Das hat es noch nie gegeben: Die OÖ Philharmonie – ein 70-köpfiger, besonders junger Klangkörper – füllte zum Jahreswechsel gleich zweimal das Palais Kaufmännischer Verein in Linz bis auf den letzten Sitzplatz. Der aufstrebende Dirigent Matthias Achleitner führte durch ein gewagtes Programm. Ein starker Neujahrsauftakt!
Bereits zum fünften Mal gestaltete die Oberösterreich Philharmonie im Palais Kaufmännischer Verein Linz den Jahreswechsel. Sowohl zu Silvester als auch am 1. Jänner war ein Konzert angesetzt.

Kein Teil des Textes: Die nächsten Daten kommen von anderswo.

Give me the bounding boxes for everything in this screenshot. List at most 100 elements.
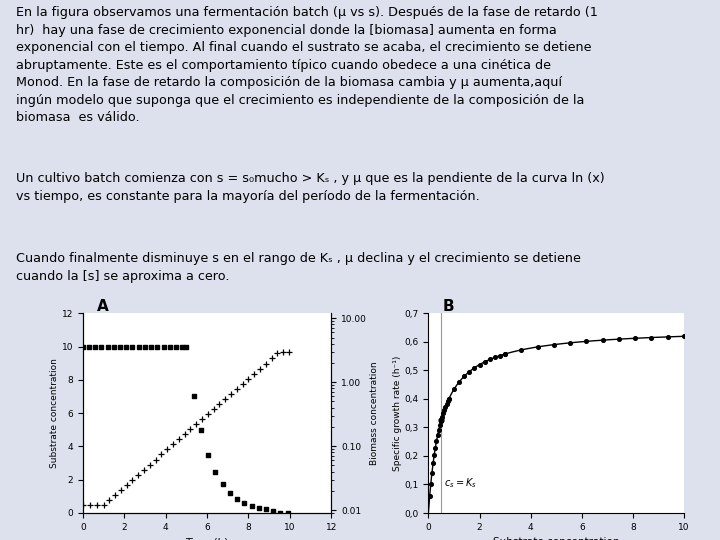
Point	[167, 440, 179, 449]
Point	[127, 475, 138, 484]
Point	[96, 342, 107, 351]
Point	[133, 342, 145, 351]
Point	[283, 347, 294, 356]
Point	[448, 385, 459, 394]
Point	[77, 501, 89, 509]
Point	[282, 509, 294, 517]
Point	[176, 342, 188, 351]
Point	[580, 337, 592, 346]
Y-axis label: Substrate concentration: Substrate concentration	[50, 358, 59, 468]
Point	[231, 494, 243, 503]
Point	[425, 480, 436, 488]
Point	[254, 364, 266, 373]
Point	[426, 469, 438, 477]
Point	[161, 445, 173, 454]
Point	[253, 504, 264, 512]
Point	[108, 342, 120, 351]
Point	[267, 506, 279, 515]
Point	[138, 465, 150, 474]
Point	[191, 420, 202, 428]
Point	[150, 455, 161, 464]
Point	[202, 450, 214, 459]
Point	[442, 397, 454, 406]
Point	[494, 351, 505, 360]
Point	[430, 443, 441, 452]
Point	[77, 342, 89, 351]
Point	[441, 400, 452, 408]
Point	[151, 342, 163, 351]
Point	[210, 468, 221, 476]
Point	[646, 333, 657, 342]
Point	[548, 340, 559, 349]
Point	[271, 349, 283, 357]
Text: $c_s=K_s$: $c_s=K_s$	[444, 476, 477, 490]
Point	[438, 409, 449, 418]
Text: Cuando finalmente disminuye s en el rango de Kₛ , μ declina y el crecimiento se : Cuando finalmente disminuye s en el rang…	[16, 252, 581, 283]
Point	[266, 354, 277, 363]
Point	[428, 451, 440, 460]
Point	[139, 342, 150, 351]
Point	[489, 353, 500, 362]
Point	[224, 488, 235, 497]
Point	[184, 425, 196, 434]
Point	[464, 367, 475, 376]
Point	[121, 481, 132, 489]
Point	[277, 347, 289, 356]
Point	[104, 496, 115, 504]
Text: En la figura observamos una fermentación batch (μ vs s). Después de la fase de r: En la figura observamos una fermentación…	[16, 6, 598, 124]
Point	[454, 377, 465, 386]
Point	[500, 350, 511, 359]
Point	[500, 350, 511, 359]
Point	[225, 389, 237, 398]
Point	[214, 400, 225, 408]
Y-axis label: Specific growth rate (h⁻¹): Specific growth rate (h⁻¹)	[392, 355, 402, 471]
Point	[132, 470, 144, 479]
Point	[436, 413, 448, 421]
Point	[115, 485, 127, 494]
Point	[431, 437, 442, 445]
Point	[435, 417, 446, 426]
X-axis label: Substrate concentration: Substrate concentration	[493, 537, 619, 540]
Text: A: A	[96, 299, 109, 314]
Point	[516, 346, 527, 354]
Point	[432, 431, 444, 440]
Point	[443, 395, 454, 403]
Point	[231, 384, 243, 393]
Point	[102, 342, 114, 351]
Point	[144, 460, 156, 469]
Point	[613, 335, 625, 343]
Point	[438, 406, 450, 414]
Point	[246, 502, 257, 510]
Point	[217, 480, 228, 488]
Point	[84, 342, 95, 351]
Point	[173, 435, 184, 444]
Point	[109, 490, 121, 499]
Text: Un cultivo batch comienza con s = s₀mucho > Kₛ , y μ que es la pendiente de la c: Un cultivo batch comienza con s = s₀much…	[16, 172, 605, 203]
Point	[469, 363, 480, 372]
Point	[91, 501, 103, 509]
Point	[443, 395, 454, 403]
Point	[424, 492, 436, 501]
Point	[459, 372, 470, 381]
Point	[440, 403, 451, 411]
Point	[89, 342, 101, 351]
Point	[243, 374, 254, 383]
X-axis label: Time (h): Time (h)	[185, 537, 229, 540]
Point	[532, 342, 544, 351]
Point	[484, 355, 495, 364]
Point	[248, 369, 260, 378]
Point	[145, 342, 157, 351]
Point	[474, 360, 485, 369]
Point	[120, 342, 132, 351]
Point	[436, 416, 447, 424]
Point	[678, 332, 690, 341]
Point	[597, 336, 608, 345]
Point	[427, 459, 438, 468]
Point	[195, 426, 207, 435]
Point	[164, 342, 176, 351]
Point	[433, 426, 444, 435]
Point	[260, 505, 271, 514]
Point	[662, 333, 673, 341]
Point	[434, 421, 446, 430]
Point	[220, 395, 231, 403]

Schon nach den ersten Takten war klar: Dies würde kein gewöhnliches Konzert werden. Mit frischer Energie führte Dirigent Matthias Achleitner „seine“ OÖ Philharmonie zu außergewöhnlicher Brillanz, voller Spielfreude und Präzision. Das junge Orchester entfaltete eine beeindruckende klangliche Bandbreite.
Vertrautes und neue Entdeckungen als Motto
Neu entdeckte Juwelen der Klassikliteratur trafen auf bekannte Klassiker – Radetzkymarsch & Co -, die beim Jahreswechsel nicht fehlen dürfen. Für vokalen Glanz sorgte Tenor Jianhan Li, der große Emotionen mit feiner Innigkeit verband und dem orchestralen Farbenreichtum eine zusätzliche Dimension verlieh.
Es entstand ein musikalischer Spannungsbogen zwischen Vertrautem und Überraschung, zwischen Wiener Eleganz und mutigem Wagnis, den das Publikum an beiden Abenden mit tosendem Applaus und Standing Ovations honorierte. Denn das konnte man auch als Motto für 2026 mitnehmen: Vertrautes schätzen, Neues wagen.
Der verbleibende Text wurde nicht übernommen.